Ninth Circuit rejects efforts to circumvent Federal Arbitration Act, U.S. Supreme Court's Concepcion decision
The U.S. Chamber urged the full U.S. Court of Appeals for the Ninth Circuit to hold that the Federal Arbitration Act ("FAA") preempts preempts California’s rule—adopted in Broughton v. Cigna Healthplans of California (1999), and reaffirmed in Cruz v. PacifiCare Health Systems, Inc. (2003)—that claims for so-called “public” injunctive relief are non-arbitrable as a matter of state policy. The appeal arises out of proposed class action brought by debtors seeking to block the creditors from collecting on debts or reporting defaults. NCLC's amicus brief argues that the Broughton/Cruz rule conflicts with, and is therefore preempted by, the FAA, which requires enforcement of arbitration agreements according to their terms “notwithstanding any state substantive or procedural policies to the contrary,” as the U.S. Supreme Court recently explained in AT&T Mobility LLC v. Concepcion (2011). According to NCLC's brief, arbitration benefits businesses and consumers, employers and employees, creditors and debtors, by allowing them to resolve disputes promptly and efficiently while avoiding the costs associated with traditional litigation. Arbitration is speedy, fair, inexpensive, and less adversarial than litigation in court.
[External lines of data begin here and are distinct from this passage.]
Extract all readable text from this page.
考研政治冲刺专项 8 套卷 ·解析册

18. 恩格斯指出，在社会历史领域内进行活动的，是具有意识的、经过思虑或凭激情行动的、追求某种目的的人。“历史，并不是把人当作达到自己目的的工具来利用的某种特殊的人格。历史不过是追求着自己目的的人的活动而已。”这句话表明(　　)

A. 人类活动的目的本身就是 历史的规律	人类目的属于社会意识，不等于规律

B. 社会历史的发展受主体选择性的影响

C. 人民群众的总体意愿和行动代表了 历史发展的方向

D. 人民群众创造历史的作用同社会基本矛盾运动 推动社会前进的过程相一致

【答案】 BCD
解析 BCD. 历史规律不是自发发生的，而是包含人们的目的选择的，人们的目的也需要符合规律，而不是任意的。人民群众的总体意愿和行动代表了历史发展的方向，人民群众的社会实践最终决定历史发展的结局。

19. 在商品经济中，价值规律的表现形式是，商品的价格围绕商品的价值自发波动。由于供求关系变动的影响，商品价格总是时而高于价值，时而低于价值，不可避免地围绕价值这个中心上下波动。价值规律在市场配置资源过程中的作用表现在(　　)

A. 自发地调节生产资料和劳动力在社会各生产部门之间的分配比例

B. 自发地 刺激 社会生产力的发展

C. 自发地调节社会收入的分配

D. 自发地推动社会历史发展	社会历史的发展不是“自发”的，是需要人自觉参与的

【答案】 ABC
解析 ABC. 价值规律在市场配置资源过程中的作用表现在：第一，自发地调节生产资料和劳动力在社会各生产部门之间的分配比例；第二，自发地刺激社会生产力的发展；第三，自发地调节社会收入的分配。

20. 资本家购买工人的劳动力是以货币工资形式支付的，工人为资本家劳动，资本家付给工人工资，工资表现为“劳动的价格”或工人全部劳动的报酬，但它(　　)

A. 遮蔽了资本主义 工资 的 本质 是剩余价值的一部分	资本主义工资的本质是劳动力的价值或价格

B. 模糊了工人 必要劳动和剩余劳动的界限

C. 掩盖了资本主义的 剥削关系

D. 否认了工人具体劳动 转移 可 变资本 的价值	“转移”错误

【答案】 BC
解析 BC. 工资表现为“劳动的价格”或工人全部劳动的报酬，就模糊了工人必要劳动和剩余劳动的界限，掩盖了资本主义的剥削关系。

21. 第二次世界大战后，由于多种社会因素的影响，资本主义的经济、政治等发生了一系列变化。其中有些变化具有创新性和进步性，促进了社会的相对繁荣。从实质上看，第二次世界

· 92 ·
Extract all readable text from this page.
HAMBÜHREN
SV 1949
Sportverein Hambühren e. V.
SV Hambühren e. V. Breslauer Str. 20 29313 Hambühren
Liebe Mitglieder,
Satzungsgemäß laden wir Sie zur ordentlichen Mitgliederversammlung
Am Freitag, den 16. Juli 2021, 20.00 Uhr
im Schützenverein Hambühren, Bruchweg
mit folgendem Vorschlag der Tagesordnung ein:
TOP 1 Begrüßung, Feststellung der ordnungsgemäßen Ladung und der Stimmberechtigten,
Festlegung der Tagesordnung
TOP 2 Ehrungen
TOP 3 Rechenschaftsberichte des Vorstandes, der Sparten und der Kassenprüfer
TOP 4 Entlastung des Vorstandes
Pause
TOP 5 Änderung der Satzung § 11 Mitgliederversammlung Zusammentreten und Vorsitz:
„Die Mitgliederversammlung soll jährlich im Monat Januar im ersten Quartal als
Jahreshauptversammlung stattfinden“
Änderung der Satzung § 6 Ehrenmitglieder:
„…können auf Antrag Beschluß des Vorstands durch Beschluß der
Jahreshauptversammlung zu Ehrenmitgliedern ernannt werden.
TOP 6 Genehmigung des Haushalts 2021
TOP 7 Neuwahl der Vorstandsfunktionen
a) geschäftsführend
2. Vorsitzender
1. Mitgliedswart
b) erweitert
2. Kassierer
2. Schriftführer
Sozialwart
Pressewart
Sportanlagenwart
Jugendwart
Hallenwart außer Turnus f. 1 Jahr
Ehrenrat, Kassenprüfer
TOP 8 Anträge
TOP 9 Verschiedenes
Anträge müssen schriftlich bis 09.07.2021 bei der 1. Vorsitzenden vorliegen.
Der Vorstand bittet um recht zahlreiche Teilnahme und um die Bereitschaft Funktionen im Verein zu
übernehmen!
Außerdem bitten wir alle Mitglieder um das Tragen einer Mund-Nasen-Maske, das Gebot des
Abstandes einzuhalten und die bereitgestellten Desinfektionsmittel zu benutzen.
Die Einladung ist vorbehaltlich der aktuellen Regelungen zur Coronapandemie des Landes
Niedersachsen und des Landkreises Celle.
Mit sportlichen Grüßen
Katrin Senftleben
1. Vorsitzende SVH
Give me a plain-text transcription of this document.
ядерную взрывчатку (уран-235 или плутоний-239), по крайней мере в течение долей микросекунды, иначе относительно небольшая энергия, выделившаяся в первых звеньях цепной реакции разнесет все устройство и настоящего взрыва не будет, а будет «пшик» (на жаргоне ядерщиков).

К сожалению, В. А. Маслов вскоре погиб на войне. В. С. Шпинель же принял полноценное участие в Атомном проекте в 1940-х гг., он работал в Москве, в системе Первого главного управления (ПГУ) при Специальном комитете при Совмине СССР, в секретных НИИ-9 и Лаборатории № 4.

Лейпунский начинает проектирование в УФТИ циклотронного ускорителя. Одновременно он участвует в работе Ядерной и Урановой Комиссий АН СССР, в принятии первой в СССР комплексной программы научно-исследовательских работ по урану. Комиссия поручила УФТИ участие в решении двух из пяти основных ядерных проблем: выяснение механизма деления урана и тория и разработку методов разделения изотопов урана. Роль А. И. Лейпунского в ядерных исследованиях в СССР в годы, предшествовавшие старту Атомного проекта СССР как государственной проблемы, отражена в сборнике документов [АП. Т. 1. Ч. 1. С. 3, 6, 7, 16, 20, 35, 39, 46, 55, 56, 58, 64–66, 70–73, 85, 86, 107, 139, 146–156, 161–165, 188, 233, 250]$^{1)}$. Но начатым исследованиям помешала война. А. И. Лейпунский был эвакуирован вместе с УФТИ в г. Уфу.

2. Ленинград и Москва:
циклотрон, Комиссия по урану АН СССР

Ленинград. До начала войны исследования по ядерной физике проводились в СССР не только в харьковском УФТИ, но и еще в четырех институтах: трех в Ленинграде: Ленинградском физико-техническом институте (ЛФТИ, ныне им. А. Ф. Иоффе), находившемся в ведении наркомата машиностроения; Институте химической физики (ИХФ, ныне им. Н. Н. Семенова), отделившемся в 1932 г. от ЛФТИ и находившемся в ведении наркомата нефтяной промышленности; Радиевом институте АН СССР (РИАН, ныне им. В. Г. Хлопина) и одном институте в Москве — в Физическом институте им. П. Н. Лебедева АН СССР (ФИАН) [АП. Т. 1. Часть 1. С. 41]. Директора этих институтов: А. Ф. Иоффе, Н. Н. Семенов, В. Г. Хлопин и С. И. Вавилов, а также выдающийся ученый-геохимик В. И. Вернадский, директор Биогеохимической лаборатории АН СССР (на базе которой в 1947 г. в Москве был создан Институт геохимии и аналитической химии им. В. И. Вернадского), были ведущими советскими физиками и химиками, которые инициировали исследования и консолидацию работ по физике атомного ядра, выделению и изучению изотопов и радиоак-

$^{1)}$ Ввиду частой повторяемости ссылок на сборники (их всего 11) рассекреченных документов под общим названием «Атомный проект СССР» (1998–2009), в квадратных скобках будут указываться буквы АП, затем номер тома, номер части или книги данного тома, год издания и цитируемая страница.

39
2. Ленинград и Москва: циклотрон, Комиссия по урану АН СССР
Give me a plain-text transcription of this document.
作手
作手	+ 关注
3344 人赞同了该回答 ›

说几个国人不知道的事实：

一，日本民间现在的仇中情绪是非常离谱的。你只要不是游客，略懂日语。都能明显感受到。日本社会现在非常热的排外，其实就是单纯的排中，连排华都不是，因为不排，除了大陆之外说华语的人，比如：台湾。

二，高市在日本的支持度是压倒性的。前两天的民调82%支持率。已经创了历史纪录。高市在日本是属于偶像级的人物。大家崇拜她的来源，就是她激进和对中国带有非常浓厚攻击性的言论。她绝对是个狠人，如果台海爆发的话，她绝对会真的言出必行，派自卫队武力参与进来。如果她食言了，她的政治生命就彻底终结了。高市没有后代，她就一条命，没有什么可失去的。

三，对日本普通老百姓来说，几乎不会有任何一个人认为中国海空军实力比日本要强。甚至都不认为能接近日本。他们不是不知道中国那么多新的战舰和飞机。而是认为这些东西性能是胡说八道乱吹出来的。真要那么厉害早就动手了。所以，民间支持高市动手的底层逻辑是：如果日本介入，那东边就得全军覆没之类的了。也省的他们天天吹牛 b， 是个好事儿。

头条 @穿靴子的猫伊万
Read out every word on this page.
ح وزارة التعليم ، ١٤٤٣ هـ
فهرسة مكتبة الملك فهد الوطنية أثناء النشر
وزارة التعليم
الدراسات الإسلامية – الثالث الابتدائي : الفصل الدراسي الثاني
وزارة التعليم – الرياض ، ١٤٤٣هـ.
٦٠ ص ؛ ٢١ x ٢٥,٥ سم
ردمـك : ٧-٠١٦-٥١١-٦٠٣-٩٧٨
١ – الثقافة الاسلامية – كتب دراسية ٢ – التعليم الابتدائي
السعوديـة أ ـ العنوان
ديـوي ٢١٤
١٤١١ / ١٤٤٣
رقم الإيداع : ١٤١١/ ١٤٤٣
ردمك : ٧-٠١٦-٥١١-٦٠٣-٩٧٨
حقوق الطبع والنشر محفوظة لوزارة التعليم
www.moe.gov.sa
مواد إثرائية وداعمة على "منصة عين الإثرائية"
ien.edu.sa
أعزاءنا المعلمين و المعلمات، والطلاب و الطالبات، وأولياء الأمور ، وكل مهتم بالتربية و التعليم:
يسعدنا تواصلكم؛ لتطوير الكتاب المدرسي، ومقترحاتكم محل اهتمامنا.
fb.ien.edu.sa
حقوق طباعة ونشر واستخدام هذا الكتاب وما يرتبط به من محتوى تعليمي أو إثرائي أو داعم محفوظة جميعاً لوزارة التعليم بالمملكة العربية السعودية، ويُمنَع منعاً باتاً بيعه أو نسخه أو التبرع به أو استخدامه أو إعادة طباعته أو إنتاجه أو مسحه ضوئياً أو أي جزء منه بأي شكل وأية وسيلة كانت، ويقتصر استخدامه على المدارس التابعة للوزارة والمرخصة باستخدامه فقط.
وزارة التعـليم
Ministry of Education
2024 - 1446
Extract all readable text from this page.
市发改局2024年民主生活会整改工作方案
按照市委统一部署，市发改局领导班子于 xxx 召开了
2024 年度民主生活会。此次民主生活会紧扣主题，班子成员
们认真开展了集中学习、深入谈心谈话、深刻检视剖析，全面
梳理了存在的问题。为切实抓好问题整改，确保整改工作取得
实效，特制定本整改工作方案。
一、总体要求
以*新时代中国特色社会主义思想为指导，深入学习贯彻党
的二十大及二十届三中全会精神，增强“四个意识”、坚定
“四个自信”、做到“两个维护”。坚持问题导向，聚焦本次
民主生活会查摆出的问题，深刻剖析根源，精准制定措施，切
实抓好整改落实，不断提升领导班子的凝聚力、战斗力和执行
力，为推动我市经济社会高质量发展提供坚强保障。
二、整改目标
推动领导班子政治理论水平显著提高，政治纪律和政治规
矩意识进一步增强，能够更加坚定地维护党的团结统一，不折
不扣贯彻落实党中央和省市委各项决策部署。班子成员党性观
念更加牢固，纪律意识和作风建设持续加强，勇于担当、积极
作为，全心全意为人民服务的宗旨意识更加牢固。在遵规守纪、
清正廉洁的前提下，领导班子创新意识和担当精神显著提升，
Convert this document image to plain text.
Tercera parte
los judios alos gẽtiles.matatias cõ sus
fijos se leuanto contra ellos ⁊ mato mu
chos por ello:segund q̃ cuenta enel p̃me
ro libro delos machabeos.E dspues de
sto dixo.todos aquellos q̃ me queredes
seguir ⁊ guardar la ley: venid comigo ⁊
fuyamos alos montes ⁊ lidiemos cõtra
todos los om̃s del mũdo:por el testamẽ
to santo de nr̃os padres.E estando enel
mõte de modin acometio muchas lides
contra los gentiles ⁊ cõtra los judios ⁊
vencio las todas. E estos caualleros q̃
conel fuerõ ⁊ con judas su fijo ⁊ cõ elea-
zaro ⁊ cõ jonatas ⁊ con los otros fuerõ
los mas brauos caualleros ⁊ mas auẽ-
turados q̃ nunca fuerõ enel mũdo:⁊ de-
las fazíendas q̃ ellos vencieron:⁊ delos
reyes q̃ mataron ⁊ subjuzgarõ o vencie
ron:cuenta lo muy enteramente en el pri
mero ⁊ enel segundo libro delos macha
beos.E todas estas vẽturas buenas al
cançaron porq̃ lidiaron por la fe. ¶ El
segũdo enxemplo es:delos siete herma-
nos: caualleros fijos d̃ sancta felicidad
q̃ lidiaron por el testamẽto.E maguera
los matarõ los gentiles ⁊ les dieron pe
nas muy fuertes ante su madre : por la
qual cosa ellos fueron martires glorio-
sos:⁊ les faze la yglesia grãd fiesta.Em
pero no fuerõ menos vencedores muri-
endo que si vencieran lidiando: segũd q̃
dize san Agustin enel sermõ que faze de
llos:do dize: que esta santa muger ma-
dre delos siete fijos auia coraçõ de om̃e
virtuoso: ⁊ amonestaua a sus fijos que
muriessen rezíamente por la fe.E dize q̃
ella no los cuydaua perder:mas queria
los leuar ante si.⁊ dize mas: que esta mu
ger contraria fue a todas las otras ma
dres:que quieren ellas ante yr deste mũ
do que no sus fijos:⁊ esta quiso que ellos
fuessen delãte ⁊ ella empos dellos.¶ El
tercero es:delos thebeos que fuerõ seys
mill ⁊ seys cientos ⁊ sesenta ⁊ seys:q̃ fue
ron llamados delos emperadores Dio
The law firm Mayer Brown LLP served as the U.S. Chamber Litigation Center's co-counsel for the Chamber's amicus brief. Andy Pincus of Mayer Brown argued before the Ninth Circuit on behalf of the Chamber as amicus.
The en banc Ninth Circuit reversed the district court's dismissal of plaintiff's claims, reversed the denial of defendants' motion to compel arbitration, and remanded with instructions to the district court to compel arbitration. The majority held that the bank's petition to compel arbitration should have been granted because the arbitration clause is not unconscionable and that the plaintiff's claims do not fall within the public injunctive relief exception to the FAA. The court expressly declined to reach the argument that Broughton/Cruz is vitiated after AT&T Mobility v. Concepcion.